Based on the key pinning journal from tor26 (thanks, weasel!) it appears that since June, tor26 has seen 11254 RSA key IDs that never ever had a problem with key pinning, and 38 that did have a problem with key pinning. Here is a list: The first column has the RSA ID digest; the second column has the number of times that the RSA ID has changed, and the third column is the total number of distinct RSA IDs that we saw:
I also tried looking at the time distribution of when the different Ed25519 keys appeared, to see if adding a grace period to the code would help. That doesn't seem to be the case: no more than a third of the problems occurred within a week.
I suggest that we email these operators (or these operators filtered by some characteristic, like "bandwidth over 1MByte/second"), and let them know their relay is misconfigured, and they will soon be excluded from the consensus.

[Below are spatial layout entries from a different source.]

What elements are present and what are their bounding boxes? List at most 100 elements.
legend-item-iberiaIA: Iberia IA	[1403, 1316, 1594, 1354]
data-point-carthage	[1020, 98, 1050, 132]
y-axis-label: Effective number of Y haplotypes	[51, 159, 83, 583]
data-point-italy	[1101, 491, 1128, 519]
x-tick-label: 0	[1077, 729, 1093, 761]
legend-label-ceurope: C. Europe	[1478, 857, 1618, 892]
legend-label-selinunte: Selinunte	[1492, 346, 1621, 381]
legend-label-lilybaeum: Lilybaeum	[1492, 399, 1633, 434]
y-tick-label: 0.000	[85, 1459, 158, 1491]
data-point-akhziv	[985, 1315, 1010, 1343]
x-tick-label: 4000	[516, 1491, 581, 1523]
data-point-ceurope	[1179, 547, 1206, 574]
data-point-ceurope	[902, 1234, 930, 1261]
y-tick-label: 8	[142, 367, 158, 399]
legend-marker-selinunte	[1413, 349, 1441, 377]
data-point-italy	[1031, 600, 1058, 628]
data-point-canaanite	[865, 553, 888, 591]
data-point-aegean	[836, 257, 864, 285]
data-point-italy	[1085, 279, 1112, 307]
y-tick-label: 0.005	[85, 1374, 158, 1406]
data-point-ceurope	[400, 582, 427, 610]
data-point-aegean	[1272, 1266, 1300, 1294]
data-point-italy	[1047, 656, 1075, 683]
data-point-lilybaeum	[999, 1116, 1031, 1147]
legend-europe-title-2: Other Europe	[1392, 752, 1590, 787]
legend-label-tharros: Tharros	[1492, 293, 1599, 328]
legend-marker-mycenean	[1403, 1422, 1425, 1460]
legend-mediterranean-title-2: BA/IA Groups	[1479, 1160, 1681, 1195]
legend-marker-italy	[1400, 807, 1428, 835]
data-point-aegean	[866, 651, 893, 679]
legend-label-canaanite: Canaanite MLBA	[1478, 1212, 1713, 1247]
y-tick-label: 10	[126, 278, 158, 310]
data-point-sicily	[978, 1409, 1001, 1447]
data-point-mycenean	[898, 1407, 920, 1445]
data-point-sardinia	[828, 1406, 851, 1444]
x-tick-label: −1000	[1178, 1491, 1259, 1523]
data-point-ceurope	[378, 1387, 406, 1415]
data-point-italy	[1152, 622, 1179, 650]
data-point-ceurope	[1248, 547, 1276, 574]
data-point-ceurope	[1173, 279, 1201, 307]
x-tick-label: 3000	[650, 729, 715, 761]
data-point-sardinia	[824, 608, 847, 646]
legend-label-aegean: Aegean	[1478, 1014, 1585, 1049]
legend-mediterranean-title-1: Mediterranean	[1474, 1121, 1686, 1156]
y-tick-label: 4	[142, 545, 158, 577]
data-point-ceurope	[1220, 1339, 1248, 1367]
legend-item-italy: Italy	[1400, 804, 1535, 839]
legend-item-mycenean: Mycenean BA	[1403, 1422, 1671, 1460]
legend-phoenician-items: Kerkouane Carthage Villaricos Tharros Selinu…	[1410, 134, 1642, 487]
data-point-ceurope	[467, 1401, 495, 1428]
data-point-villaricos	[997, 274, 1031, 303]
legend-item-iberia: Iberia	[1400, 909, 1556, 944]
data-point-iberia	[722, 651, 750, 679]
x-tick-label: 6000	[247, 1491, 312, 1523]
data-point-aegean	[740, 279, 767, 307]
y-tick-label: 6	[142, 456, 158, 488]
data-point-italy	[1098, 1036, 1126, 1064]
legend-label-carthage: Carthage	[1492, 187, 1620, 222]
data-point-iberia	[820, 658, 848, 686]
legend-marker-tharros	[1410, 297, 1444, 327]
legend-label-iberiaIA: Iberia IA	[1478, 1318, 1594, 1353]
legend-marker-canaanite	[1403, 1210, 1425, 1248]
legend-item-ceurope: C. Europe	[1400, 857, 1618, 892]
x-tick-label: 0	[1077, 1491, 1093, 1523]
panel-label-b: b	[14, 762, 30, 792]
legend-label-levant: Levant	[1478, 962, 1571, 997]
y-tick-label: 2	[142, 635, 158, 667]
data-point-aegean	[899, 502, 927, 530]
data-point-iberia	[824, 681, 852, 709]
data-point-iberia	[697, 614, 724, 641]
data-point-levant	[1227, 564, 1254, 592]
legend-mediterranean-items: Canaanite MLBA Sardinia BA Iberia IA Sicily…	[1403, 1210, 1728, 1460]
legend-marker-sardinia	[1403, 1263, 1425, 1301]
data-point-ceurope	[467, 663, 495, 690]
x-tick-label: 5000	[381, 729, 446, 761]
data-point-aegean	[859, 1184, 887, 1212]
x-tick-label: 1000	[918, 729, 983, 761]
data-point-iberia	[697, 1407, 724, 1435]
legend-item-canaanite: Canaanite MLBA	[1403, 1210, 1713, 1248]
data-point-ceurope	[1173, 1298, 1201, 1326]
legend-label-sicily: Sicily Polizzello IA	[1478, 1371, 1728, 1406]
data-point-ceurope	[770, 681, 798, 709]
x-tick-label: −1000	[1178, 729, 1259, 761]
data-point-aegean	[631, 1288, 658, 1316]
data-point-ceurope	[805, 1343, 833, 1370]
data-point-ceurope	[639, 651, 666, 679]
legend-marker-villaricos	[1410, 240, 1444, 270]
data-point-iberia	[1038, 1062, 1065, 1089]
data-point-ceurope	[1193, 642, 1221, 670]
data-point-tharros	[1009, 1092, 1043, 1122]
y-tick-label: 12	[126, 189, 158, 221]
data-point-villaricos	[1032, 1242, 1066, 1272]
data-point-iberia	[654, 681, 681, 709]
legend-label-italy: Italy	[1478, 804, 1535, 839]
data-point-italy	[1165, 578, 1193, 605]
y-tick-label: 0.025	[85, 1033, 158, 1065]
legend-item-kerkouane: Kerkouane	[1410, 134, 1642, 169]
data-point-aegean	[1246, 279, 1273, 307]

One of these is a dirauth (dizum). How will this all work, by the way? My key pinning journal goes back one year and has more entries than what is written above, including more than just the dirauth above.
Should we maybe throw away all the journals and email those above anyway, informing them that they would be excluded in the future if they kept doing this?
I suggest that we email these operators (or these operators filtered by some characteristic, like "bandwidth over 1MByte/second"), and let them know their relay is misconfigured, and they will soon be excluded from the consensus.
IMO this is fine to do, but we need to explain it right.
When we turn on pinning, the most recent journal entry will rule. So a relay will only be excluded from the consensus if its most recently pinned Ed25519 key is not the one it uses. So if somebody switched Ed keys once a few months ago, they won't get penalized here. This only affects them if they are switching frequently, or if they switch keys again.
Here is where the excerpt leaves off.